The rule of thumb with mindfulness: what gets practiced gets improved. As athletes, servicemembers, and businesspeople, we seem to intuitively understand this idea and know that we need to devote hours upon hours, years upon years to honing skills and becoming the best we can be. We understand that when we begin a new skill, like riding a bike or marksmanship, we don’t immediately become an expert. It is a long and arduous process of practice that we embark on to perfect these skills. The same is true for mindfulness practice.

It can be helpful to think about mindfulness like a parachute. It can come in handy when life gets difficult and things fall apart. But, we can’t wait until we are freefalling towards the ground to start weaving our parachute. If we want it to be available in the tough times, we need to cultivate it in times of peace. So, over the next nine articles, we will share with you science-backed strategies to help you find stillness, cultivate equanimity, connect to the spirit, and improve your performance. We will also provide practical exercises and guidance to help you dig your trenches and weave your parachutes of mindfulness. To get you started, here is a short breathing meditation from Headspace. We suggest doing this meditation five days this week.
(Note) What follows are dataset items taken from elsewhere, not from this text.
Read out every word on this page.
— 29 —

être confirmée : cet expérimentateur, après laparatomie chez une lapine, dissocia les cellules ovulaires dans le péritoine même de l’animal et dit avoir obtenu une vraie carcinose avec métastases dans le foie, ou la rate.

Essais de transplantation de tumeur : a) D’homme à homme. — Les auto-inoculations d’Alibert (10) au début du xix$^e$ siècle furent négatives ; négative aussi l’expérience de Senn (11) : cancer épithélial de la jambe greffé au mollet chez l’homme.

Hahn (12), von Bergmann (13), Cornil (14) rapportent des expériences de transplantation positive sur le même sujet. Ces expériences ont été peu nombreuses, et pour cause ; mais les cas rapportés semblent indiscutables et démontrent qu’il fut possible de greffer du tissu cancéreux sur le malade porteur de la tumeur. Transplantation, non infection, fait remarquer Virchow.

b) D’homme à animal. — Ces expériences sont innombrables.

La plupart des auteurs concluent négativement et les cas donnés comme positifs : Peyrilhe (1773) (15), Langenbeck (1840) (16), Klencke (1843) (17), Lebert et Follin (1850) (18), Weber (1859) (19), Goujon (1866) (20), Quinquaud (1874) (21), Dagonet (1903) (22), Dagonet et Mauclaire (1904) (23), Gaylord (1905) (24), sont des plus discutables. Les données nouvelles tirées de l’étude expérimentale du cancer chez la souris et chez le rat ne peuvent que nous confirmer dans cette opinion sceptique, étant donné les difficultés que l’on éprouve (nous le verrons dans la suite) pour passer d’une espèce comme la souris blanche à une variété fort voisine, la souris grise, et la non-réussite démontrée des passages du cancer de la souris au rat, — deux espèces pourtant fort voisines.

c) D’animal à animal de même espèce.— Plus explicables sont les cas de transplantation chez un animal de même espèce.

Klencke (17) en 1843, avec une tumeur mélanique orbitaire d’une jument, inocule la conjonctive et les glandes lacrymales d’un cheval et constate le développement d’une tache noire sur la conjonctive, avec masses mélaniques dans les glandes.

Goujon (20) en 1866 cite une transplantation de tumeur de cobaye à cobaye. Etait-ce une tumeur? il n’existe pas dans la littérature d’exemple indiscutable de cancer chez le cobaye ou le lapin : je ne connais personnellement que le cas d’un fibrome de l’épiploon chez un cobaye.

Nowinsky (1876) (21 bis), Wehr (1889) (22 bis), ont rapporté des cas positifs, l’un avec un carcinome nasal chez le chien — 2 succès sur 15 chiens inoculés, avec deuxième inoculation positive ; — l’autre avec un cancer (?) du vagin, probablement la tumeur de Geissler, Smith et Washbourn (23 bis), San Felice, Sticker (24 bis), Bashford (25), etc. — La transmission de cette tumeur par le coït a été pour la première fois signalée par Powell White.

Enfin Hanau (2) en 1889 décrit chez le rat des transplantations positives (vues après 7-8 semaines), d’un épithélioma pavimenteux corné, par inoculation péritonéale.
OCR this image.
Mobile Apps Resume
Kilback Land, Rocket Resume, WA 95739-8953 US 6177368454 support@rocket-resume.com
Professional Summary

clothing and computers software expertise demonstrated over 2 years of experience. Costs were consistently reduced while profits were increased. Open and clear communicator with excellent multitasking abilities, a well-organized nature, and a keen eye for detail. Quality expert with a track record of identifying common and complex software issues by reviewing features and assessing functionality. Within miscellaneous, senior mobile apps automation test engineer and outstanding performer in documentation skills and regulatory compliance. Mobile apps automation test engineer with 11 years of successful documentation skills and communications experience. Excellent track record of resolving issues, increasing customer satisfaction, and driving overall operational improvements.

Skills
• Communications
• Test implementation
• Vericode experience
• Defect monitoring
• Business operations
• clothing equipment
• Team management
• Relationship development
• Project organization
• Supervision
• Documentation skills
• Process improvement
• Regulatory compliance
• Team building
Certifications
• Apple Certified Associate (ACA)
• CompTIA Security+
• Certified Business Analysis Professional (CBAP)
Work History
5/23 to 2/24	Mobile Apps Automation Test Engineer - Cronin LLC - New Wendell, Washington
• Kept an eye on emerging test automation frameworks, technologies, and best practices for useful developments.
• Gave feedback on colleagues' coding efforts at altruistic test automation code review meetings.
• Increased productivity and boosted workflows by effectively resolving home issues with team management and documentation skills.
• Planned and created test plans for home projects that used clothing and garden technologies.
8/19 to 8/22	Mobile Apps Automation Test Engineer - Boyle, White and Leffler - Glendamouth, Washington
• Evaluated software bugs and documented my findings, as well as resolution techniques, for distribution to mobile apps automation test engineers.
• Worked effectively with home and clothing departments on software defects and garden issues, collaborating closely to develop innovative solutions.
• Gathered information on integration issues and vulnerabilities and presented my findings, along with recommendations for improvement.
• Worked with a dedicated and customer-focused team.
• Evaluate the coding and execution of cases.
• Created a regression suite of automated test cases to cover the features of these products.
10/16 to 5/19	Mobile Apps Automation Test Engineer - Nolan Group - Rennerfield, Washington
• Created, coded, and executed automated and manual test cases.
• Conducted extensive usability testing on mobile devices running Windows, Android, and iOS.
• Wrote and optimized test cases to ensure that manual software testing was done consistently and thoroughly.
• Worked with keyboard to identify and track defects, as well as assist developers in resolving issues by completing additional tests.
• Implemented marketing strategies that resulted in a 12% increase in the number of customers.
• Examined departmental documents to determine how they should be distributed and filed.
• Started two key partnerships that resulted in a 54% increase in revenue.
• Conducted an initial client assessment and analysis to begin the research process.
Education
Headspace Mini Meditation 1 min

In closing, a word of advice on building and sticking to a mindfulness practice. To paraphrase to an old Zen Koan, first, we must develop a routine and commit to it.  Then, we need to cultivate the capacity to easily let go of it. Join us as we dig deep and resist the on-demand culture of our times. Onward and inward. 

Reference List

Hallowell, N. (n.d.). Note From Ned. Dr. Hallowell. https://drhallowell.com/category/note-from-ned/page/12/

Purser, R., & Loy, D. (2013). Beyond mcmindfulness. Huffington post, 1(7), 13.

Kabat-Zinn, J. (2009). Wherever you go, there you are: Mindfulness meditation in everyday life. Hachette Books.

Pema Chodron (2000). “When Things Fall Apart: Heart Advice for Difficult Times”, p.1, Shambhala Publications

Kabat-Zinn, J. (2009). Wherever you go, there you are: Mindfulness meditation in everyday life. Hachette Books.

Williams, M., & Penman, D. (2011). Mindfulness: An eight-week plan for finding peace in a frantic world. Rodale.